The One Thing To Do In Munich — Drink a Beer at 10am

munich-beerThe person who invented “Breakfast is the most important meal of the day” obviously factored beer into the equation. Then there’s the person at the office who sneaks a drink mid-afternoon and proclaims, “Oh, it’s five o’clock somewhere,” and proceeds to laugh at his or her own joke.

Beer is the cornerstone of Bavarian culture and history dating back to the 900s. It’s such an essential part of their economic livelihood that the breweries follow Reinheitsgebot, a law that dates back to the 1400s. Essentially, the “German Beer Purity Law” is a guideline to what makes German beer — water, barley and hops.

The law was updated in 1993 to include yeast, wheat and cane sugar while maintaining the alcohol content  between 4.7% and 5.4%. That explains downing one of those big boot beers is an attainable challenge. You’ll just be going to the bathroom for 24-hours straight afterwards.

Obviously, Oktoberfest is the biggest celebration in the world that has been bastardized. I like to be the one who points out that Oktoberfest is celebrated mostly in September (Sept 19-Oct. 4). The response I get is the, “Yeah, but still…”

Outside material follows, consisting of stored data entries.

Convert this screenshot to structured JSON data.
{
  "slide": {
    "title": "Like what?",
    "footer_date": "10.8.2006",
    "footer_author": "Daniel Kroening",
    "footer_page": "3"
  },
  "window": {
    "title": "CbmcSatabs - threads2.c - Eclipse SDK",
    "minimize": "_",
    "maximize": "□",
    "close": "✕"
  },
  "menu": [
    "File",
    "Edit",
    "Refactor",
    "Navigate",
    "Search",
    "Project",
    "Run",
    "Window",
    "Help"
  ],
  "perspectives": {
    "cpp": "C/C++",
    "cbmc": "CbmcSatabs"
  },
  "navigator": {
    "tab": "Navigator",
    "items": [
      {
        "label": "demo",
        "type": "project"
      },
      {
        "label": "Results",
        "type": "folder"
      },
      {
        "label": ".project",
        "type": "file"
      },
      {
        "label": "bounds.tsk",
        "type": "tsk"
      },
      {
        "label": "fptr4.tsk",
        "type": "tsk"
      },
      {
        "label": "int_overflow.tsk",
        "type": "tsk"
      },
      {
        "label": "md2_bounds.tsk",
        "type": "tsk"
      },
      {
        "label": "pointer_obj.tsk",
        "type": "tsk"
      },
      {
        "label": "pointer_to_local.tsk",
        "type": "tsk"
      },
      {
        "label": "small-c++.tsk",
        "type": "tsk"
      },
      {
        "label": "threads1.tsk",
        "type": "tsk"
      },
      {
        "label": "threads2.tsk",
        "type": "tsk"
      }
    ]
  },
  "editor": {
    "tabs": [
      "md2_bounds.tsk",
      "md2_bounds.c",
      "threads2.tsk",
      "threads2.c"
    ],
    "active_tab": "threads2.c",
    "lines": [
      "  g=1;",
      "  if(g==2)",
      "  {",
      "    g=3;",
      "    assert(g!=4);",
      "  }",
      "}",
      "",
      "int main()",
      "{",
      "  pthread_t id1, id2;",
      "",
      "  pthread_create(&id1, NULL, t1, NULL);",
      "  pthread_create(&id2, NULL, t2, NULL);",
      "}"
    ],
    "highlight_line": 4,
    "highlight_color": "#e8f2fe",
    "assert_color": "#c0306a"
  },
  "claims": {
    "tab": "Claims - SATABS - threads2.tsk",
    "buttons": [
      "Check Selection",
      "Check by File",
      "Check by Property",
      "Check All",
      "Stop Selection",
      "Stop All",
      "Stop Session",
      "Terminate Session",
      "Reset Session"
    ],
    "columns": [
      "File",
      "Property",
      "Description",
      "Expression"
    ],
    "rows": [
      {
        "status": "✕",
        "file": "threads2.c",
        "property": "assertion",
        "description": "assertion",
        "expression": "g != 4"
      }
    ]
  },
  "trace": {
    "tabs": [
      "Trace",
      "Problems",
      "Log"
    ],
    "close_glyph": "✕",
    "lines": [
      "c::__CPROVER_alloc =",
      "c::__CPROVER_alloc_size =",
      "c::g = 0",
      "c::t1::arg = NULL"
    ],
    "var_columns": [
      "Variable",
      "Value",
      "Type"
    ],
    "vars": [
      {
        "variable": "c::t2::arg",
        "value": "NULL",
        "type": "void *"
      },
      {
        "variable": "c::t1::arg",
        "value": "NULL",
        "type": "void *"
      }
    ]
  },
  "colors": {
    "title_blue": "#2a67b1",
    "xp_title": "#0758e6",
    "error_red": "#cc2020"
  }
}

In Munich, you are never far from a beer hall or garden. You step off the plane and there’s a brewery right after baggage claim. The place to go for that 10am beer is the Viktualienmarkt, the year long outdoor food market, in the city center. You put in your 50p for the beer glass deposit. Fill up on a rotation of beers from Augustiner, Hacker-Pschorr, Löwenbräu, Hofbräu, Paulaner and Spaten.

Drinking a beer at 10am on a crisp Autumn day outside is no big deal in Munich. You can’t replicate the experience anywhere else. It’s just as soothing, comforting, relaxing and sociable as a cup on coffee. If you do that here in America, it’s the making on a intervention. In Germany, it’s a good way to start the day … but not everyday mind you.

It’s when you have that second, third or fourth stein, then you have a problem — as with coffee. You will see the occasional stereotypical drunkard at the beer halls, and the locals call them “tourists.”